Sa fille lui posait maintes questions et, ne sachant pas toujours y répondre, il acheta des livres sur les outils selon les professions, une encyclopédie des outils anciens, d'artisanats disparus aujourd'hui. Ensemble ils partaient faire la tournée des fermes, des manufactures, les foires de brocanteurs, les petites boutiques, même les forgerons, les
tapissiers, ébénistes, zingueurs. Julien était très connu partout et il introduisit sa fille auprès d'anciens amis, de fermiers et tant d'autres. Il adorait avoir cette jeune présence à ses côtés, une véritable complicité qui les poussait tous deux vers un certain perfectionnisme. Au contacte de son père, elle apprit beaucoup de choses à son sujet, dont ce souvenir à jamais gravé dans sa mémoire :  Quand il faisait son école d'agriculture et qu'il avait soumis son dossier pour faire un stage, on lui avait fait remarquer qu'il devait apprendre à se vendre. Il avait répondu : « Jamais je ne me vendrai, je ne suis pas une marchandise ni un esclave, mais un homme libre, je suis fier de l'être et de le rester ! »

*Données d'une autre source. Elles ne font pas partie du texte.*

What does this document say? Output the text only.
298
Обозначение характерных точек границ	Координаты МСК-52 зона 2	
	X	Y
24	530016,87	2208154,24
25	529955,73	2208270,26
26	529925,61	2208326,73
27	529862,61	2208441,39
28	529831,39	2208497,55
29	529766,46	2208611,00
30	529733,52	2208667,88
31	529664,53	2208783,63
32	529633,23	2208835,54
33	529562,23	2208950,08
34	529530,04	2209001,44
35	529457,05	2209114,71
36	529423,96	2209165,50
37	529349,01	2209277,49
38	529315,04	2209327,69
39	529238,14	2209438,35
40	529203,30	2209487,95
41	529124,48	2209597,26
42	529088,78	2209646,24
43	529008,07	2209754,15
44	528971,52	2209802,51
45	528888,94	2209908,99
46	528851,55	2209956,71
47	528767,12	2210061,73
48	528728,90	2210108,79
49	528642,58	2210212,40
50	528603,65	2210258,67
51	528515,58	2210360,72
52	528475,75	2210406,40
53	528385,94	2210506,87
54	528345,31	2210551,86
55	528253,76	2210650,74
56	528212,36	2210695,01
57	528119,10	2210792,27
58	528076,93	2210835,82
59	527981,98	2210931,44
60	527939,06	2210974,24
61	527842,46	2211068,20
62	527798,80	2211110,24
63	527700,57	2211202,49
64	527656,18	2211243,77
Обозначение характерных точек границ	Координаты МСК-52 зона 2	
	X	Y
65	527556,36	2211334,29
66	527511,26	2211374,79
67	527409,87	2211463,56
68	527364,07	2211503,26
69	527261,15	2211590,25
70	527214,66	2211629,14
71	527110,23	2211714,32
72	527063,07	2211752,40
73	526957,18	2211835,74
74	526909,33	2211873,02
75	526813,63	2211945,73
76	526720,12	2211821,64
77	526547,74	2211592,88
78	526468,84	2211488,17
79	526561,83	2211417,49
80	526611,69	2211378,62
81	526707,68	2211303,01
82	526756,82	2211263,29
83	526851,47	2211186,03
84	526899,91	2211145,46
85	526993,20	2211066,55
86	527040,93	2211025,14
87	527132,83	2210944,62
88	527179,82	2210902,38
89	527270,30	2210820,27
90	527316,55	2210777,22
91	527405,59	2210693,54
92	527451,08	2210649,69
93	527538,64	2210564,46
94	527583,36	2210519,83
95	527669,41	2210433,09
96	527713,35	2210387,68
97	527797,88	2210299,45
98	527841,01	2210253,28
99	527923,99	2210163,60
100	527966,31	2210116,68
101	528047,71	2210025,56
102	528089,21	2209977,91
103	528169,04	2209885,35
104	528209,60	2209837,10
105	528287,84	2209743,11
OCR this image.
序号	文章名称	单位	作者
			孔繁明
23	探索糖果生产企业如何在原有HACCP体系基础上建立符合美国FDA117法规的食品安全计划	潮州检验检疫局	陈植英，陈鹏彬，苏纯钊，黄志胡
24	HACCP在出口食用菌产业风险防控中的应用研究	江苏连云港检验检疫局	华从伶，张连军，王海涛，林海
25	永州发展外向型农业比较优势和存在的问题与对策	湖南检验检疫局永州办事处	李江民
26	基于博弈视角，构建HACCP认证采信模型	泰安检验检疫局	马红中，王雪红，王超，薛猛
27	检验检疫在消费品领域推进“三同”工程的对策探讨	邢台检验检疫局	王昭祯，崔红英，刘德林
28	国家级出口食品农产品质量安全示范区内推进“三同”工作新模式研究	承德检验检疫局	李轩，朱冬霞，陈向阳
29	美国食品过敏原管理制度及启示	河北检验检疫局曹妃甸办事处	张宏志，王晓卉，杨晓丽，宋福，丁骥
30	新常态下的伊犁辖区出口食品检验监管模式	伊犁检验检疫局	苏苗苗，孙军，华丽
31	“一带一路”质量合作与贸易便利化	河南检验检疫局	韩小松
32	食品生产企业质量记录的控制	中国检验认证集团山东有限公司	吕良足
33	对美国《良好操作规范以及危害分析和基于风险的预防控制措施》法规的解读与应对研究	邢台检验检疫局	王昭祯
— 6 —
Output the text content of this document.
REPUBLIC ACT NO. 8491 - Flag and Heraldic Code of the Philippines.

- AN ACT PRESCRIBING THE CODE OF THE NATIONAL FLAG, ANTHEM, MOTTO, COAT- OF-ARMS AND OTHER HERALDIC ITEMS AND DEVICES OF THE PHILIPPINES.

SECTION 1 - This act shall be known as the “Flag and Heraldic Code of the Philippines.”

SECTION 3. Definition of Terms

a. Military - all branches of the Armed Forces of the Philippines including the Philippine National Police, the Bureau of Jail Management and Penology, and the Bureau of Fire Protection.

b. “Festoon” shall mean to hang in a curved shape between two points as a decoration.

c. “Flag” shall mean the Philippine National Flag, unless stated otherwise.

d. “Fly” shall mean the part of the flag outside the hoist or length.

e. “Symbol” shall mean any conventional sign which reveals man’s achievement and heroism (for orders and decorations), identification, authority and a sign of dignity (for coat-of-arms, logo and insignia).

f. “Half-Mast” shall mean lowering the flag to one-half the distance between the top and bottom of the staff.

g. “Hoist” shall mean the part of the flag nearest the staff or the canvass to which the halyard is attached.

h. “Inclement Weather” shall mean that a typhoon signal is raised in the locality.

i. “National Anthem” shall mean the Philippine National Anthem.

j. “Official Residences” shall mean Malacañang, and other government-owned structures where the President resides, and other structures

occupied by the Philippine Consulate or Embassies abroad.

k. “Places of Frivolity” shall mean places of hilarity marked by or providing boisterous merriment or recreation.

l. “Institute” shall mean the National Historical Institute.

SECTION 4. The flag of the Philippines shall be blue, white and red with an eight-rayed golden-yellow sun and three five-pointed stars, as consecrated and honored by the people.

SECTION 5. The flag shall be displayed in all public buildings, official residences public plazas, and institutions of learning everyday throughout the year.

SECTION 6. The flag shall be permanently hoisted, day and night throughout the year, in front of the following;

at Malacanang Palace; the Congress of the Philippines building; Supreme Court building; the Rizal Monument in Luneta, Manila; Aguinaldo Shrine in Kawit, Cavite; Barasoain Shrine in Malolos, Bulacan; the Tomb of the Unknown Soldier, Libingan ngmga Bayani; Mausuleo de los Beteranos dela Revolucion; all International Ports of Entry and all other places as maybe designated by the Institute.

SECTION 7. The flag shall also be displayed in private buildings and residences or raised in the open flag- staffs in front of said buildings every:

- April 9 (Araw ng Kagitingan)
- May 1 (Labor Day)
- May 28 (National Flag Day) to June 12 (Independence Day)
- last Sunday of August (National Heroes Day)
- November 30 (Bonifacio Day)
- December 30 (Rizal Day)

Après sa scolarité, Olingha eut l'idée d'ouvrir une échoppe à Yvory où elle vendait ces outils. Puis elle créa une chaîne de magasins qu'elle nomma « Olingha Outils Ô », que tout le monde appela « Oh O Ô », ou tout simplement « Les trois O » Elle engagea des vendeuses, plus un jeune menuisier qui travailla pour elle à l'atelier du Domaine Le Patriarche. L'avenir était déjà présent !







vendredi 20 février 2015

Domaine Le Patriarche 13 Adrien


Le petit dernier, Adrien, bientôt 9 ans, rêve de printemps, de courses folles sur son skateboard avec ses copains. A moitié éveillé, il repense à ce jour ensoleillé, où, avec eux, il était allé au bord de l'étang. Ils lançaient des pierres en essayant de faire des ricochets au grand effroi de Dame Colvert protégeant sa ribambelle de canetons. Ils avaient été sévèrement réprimandés. Le domaine de papa est un vaste terrain de jeux : cache-cache, glissades dans le foin et risques de punition, comme le matin, où, grimpant sur le tas de bois, celui-ci dégringola, tomba sur la jambe de Fabien et en brisa un os. Des garnements pleins de vie. A le regarder, il était celui qui ressemblait le plus à un Népalais : cheveux presque noirs et bouclés, teint basané, et plus encore sa démarche particulière. Oui, une démarche régulière, à la fois bien ancrée sur le sol et tirant avec aisance vers le haut, celle d'un sherpa.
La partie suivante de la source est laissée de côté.